Terima kasih untuk partisipasinya 😍😘, happy reading all

"Eeh, tunggu! Maksud gue, gue rasa elo hamil, Sita!" serunya.

Aku kembali berhenti dan menatapnya.

"Ck! Udah, nggak perlu menghiburku, Maya. Ayo pulang!"

Maya tak lagi membantah, ia bergegas mengikutiku.

***

Ucapan Mbok Minah benar-benar membuatku resah. Ada rasa sakit yang semakin menyayat. Benarkah Mas Indra setega itu? Jika memang benar lelaki itu dan keluarga telah pelan-pelan menghapusku, mengapa ia tak menggugatku? Pertanyaan itu terus bermain-main di kepala.

Hari menjelang malam, saat gawaiku bergetar. Hati berdesir saat membaca identitas pemanggil. Mas Indra, ini adalah hari ke enam kepergiannya. Meski berkecamuk rasa, kucoba menerima teleponnya.

"Assalamualaikum, Mas."

"___"

"Mas di mana?"

"___"

"Lima belas menit lagi?"

"___"

"Oke."

Obrolan berakhir, Mas Indra sebentar lagi tiba. Kurapikan penampilan, tak lupa memakai parfum kesukaannya lalu menyiapkan secangkir white coffe. Tepat lima belas menit kemudian pagar diketuk. Bergegas aku membuka sambil menata hati.

Wajah letih jelas terlihat di raut Mas Indra. Kusambut dia dan mencium punggung tangannya. Ia merengkuh membalas dengan mengecup keningku.

Aroma tubuh lelahnya menguar di indra penciumanku. Entah mengapa dalam pelukannya kurasa pilu, bayangan senyum bahagia Sonya dan mertuaku tergambar jelas di pelupuk. Air mata jatuh tanpa permisi.

"Apa kabar, Sayang?" tanyanya setelah kami duduk di sofa tanpa melepas tangannya. Aku mengangguk tersenyum.

"Baik, Mas. Sonya apa kabar?" sindirku beranjak mengambil kopi di meja makan. Tak kudengar jawaban dari Mas Indra.

"Diminum, Mas."

Aku duduk membuat jarak dengannya.

"Kamu kenapa, Sita?"

"Kemarin liburan ke Lombok?" tanyaku tanpa menoleh.
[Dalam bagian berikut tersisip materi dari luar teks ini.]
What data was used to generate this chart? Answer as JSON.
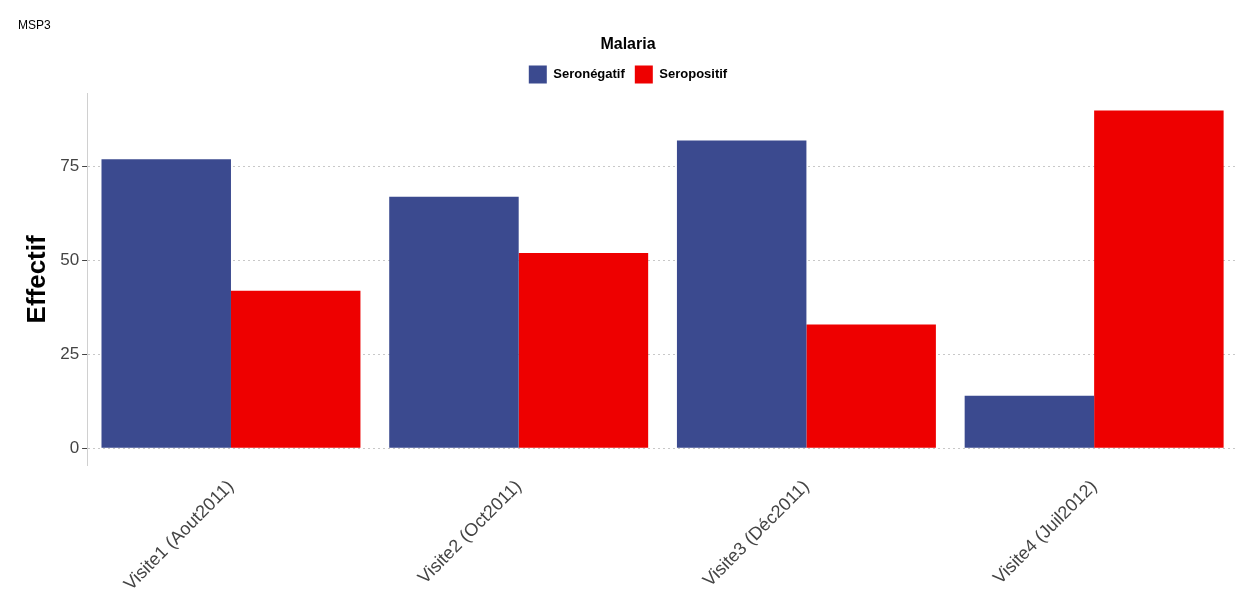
{
  "chart_data": {
    "type": "bar",
    "title": "MSP3",
    "ylabel": "Effectif",
    "legend_title": "Malaria",
    "categories": [
      "Visite1 (Aout2011)",
      "Visite2 (Oct2011)",
      "Visite3 (Déc2011)",
      "Visite4 (Juil2012)"
    ],
    "series": [
      {
        "name": "Seronégatif",
        "color": "#3b4a8f",
        "values": [
          77,
          67,
          82,
          14
        ]
      },
      {
        "name": "Seropositif",
        "color": "#ee0000",
        "values": [
          42,
          52,
          33,
          90
        ]
      }
    ],
    "ylim": [
      -4.5,
      94.5
    ],
    "yticks": [
      0,
      25,
      50,
      75
    ],
    "grid": "y",
    "legend": "top"
  }
}
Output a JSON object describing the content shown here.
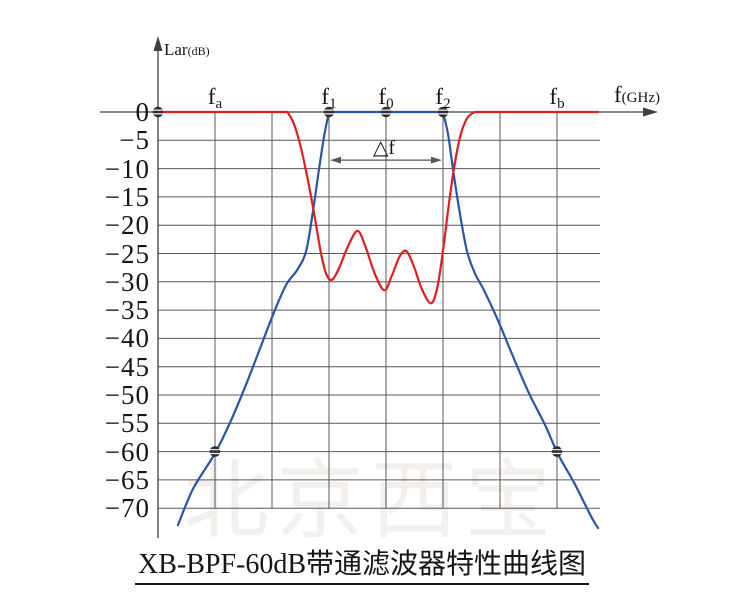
{
  "title": {
    "text": "XB-BPF-60dB带通滤波器特性曲线图"
  },
  "watermark": {
    "text": "北京西宝",
    "color": "#f2efec"
  },
  "axes": {
    "y_label_main": "Lar",
    "y_label_unit": "(dB)",
    "x_label_main": "f",
    "x_label_unit": "(GHz)"
  },
  "annotation": {
    "label": "△f"
  },
  "chart_data": {
    "type": "line",
    "title": "XB-BPF-60dB带通滤波器特性曲线图",
    "ylabel": "Lar(dB)",
    "xlabel": "f(GHz)",
    "ylim": [
      -70,
      0
    ],
    "grid": true,
    "legend_position": "none",
    "note_units": "x values are in symbolic grid units (one unit = one vertical gridline); y values in dB",
    "y_ticks": [
      0,
      -5,
      -10,
      -15,
      -20,
      -25,
      -30,
      -35,
      -40,
      -45,
      -50,
      -55,
      -60,
      -65,
      -70
    ],
    "y_tick_labels": [
      "0",
      "−5",
      "−10",
      "−15",
      "−20",
      "−25",
      "−30",
      "−35",
      "−40",
      "−45",
      "−50",
      "−55",
      "−60",
      "−65",
      "−70"
    ],
    "x_gridlines_u": [
      1,
      2,
      3,
      4,
      5,
      6,
      7
    ],
    "x_ticks": [
      {
        "main": "f",
        "sub": "a",
        "u": 1
      },
      {
        "main": "f",
        "sub": "1",
        "u": 3
      },
      {
        "main": "f",
        "sub": "0",
        "u": 4
      },
      {
        "main": "f",
        "sub": "2",
        "u": 5
      },
      {
        "main": "f",
        "sub": "b",
        "u": 7
      }
    ],
    "colors": {
      "red_curve": "#e01e1e",
      "blue_curve": "#2a54a6",
      "grid": "#57575a",
      "axis": "#3f3f42",
      "marker": "#2e2e30",
      "dimension": "#555558"
    },
    "series": [
      {
        "name": "bandpass-mask-blue",
        "color": "#2a54a6",
        "segments": [
          {
            "mode": "smooth",
            "points": [
              [
                0.35,
                -73
              ],
              [
                0.62,
                -66.5
              ],
              [
                1.0,
                -60.3
              ],
              [
                1.28,
                -54.5
              ],
              [
                1.55,
                -48
              ],
              [
                1.82,
                -41
              ],
              [
                2.05,
                -35
              ],
              [
                2.25,
                -30.5
              ],
              [
                2.45,
                -27.8
              ],
              [
                2.6,
                -24.5
              ],
              [
                2.72,
                -17.5
              ],
              [
                2.82,
                -10.5
              ],
              [
                2.92,
                -4
              ],
              [
                3.0,
                0
              ]
            ]
          },
          {
            "mode": "line",
            "points": [
              [
                3.0,
                0
              ],
              [
                5.0,
                0
              ]
            ]
          },
          {
            "mode": "smooth",
            "points": [
              [
                5.0,
                0
              ],
              [
                5.09,
                -4
              ],
              [
                5.18,
                -10.5
              ],
              [
                5.29,
                -17.5
              ],
              [
                5.42,
                -24.5
              ],
              [
                5.56,
                -28.5
              ],
              [
                5.72,
                -31.5
              ],
              [
                5.95,
                -36.5
              ],
              [
                6.2,
                -42.5
              ],
              [
                6.5,
                -49.5
              ],
              [
                6.8,
                -55.5
              ],
              [
                7.02,
                -60.5
              ],
              [
                7.3,
                -65.5
              ],
              [
                7.6,
                -71.5
              ],
              [
                7.72,
                -73.5
              ]
            ]
          }
        ]
      },
      {
        "name": "response-ripple-red",
        "color": "#e01e1e",
        "segments": [
          {
            "mode": "line",
            "points": [
              [
                0.02,
                0
              ],
              [
                2.27,
                0
              ]
            ]
          },
          {
            "mode": "smooth",
            "points": [
              [
                2.27,
                0
              ],
              [
                2.38,
                -2
              ],
              [
                2.5,
                -6
              ],
              [
                2.62,
                -11.5
              ],
              [
                2.74,
                -18
              ],
              [
                2.86,
                -25
              ],
              [
                2.96,
                -28.8
              ],
              [
                3.06,
                -29.6
              ],
              [
                3.18,
                -27.5
              ],
              [
                3.33,
                -23.8
              ],
              [
                3.5,
                -21
              ],
              [
                3.64,
                -23.8
              ],
              [
                3.8,
                -28.5
              ],
              [
                3.97,
                -31.5
              ],
              [
                4.1,
                -29
              ],
              [
                4.24,
                -25.5
              ],
              [
                4.36,
                -24.6
              ],
              [
                4.49,
                -27.3
              ],
              [
                4.63,
                -31.3
              ],
              [
                4.79,
                -33.8
              ],
              [
                4.9,
                -31
              ],
              [
                5.0,
                -24.5
              ],
              [
                5.1,
                -16.5
              ],
              [
                5.2,
                -9.5
              ],
              [
                5.31,
                -4
              ],
              [
                5.43,
                -1
              ],
              [
                5.56,
                0
              ]
            ]
          },
          {
            "mode": "line",
            "points": [
              [
                5.56,
                0
              ],
              [
                7.72,
                0
              ]
            ]
          }
        ]
      }
    ],
    "markers": {
      "name": "datum-points",
      "points_u_dB": [
        [
          0,
          0
        ],
        [
          3,
          0
        ],
        [
          4,
          0
        ],
        [
          5,
          0
        ],
        [
          1,
          -60
        ],
        [
          7,
          -60
        ]
      ]
    },
    "annotation": {
      "label": "△f",
      "from_u": 3,
      "to_u": 5,
      "dB": -8.5
    }
  }
}
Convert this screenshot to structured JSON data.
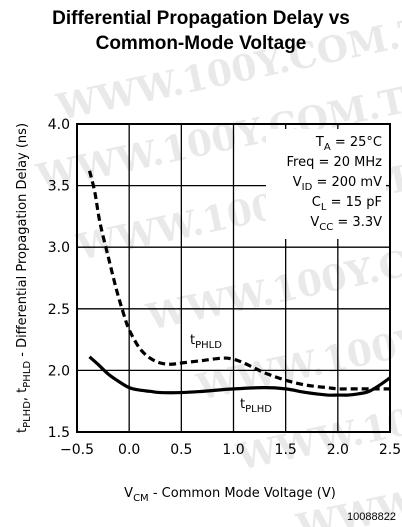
{
  "chart_data": {
    "type": "line",
    "title_line1": "Differential Propagation Delay vs",
    "title_line2": "Common-Mode Voltage",
    "xlabel": {
      "main": "V",
      "sub": "CM",
      "rest": " - Common Mode Voltage (V)"
    },
    "ylabel": {
      "p1": "t",
      "s1": "PLHD",
      "p2": ", t",
      "s2": "PHLD",
      "p3": " - Differential Propagation Delay (ns)"
    },
    "xlim": [
      -0.5,
      2.5
    ],
    "ylim": [
      1.5,
      4.0
    ],
    "x_ticks": [
      -0.5,
      0.0,
      0.5,
      1.0,
      1.5,
      2.0,
      2.5
    ],
    "x_tick_labels": [
      "-0.5",
      "0.0",
      "0.5",
      "1.0",
      "1.5",
      "2.0",
      "2.5"
    ],
    "y_ticks": [
      1.5,
      2.0,
      2.5,
      3.0,
      3.5,
      4.0
    ],
    "y_tick_labels": [
      "1.5",
      "2.0",
      "2.5",
      "3.0",
      "3.5",
      "4.0"
    ],
    "grid": true,
    "series": [
      {
        "name": "tPHLD",
        "style": "dashed",
        "x": [
          -0.38,
          -0.33,
          -0.28,
          -0.2,
          -0.12,
          -0.05,
          0.0,
          0.1,
          0.2,
          0.3,
          0.4,
          0.5,
          0.7,
          0.9,
          1.0,
          1.1,
          1.3,
          1.5,
          1.7,
          1.9,
          2.0,
          2.1,
          2.2,
          2.3,
          2.4,
          2.5
        ],
        "y": [
          3.62,
          3.45,
          3.2,
          2.92,
          2.65,
          2.45,
          2.33,
          2.18,
          2.1,
          2.06,
          2.05,
          2.06,
          2.08,
          2.1,
          2.09,
          2.06,
          1.98,
          1.92,
          1.88,
          1.86,
          1.85,
          1.85,
          1.85,
          1.85,
          1.85,
          1.85
        ]
      },
      {
        "name": "tPLHD",
        "style": "solid",
        "x": [
          -0.38,
          -0.3,
          -0.2,
          -0.1,
          0.0,
          0.1,
          0.2,
          0.3,
          0.5,
          0.7,
          1.0,
          1.3,
          1.5,
          1.7,
          1.9,
          2.0,
          2.1,
          2.2,
          2.3,
          2.4,
          2.5
        ],
        "y": [
          2.11,
          2.05,
          1.97,
          1.91,
          1.86,
          1.84,
          1.83,
          1.82,
          1.82,
          1.83,
          1.85,
          1.86,
          1.85,
          1.82,
          1.8,
          1.8,
          1.8,
          1.81,
          1.83,
          1.88,
          1.94
        ]
      }
    ],
    "series_labels": [
      {
        "main": "t",
        "sub": "PHLD"
      },
      {
        "main": "t",
        "sub": "PLHD"
      }
    ],
    "conditions": [
      {
        "main": "T",
        "sub": "A",
        "rest": " = 25°C"
      },
      {
        "main": "Freq = 20 MHz",
        "sub": "",
        "rest": ""
      },
      {
        "main": "V",
        "sub": "ID",
        "rest": " = 200 mV"
      },
      {
        "main": "C",
        "sub": "L",
        "rest": " = 15 pF"
      },
      {
        "main": "V",
        "sub": "CC",
        "rest": " = 3.3V"
      }
    ],
    "figure_id": "10088822",
    "watermark": "WWW.100Y.COM.TW"
  }
}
Sekilas kulihat dia mengusap wajah kemudian menyandarkan tubuh.

"Siapa yang bilang?"

Aku menggeleng.

"Mas, jika aku sudah tidak berarti apa-apa di mata keluargamu. Ceraikan aku!" tegasku dengan suara bergetar.

"Kamu bicara apa, Sita?" Mas Indra menyentuh bahu, tapi cepat aku menghindar.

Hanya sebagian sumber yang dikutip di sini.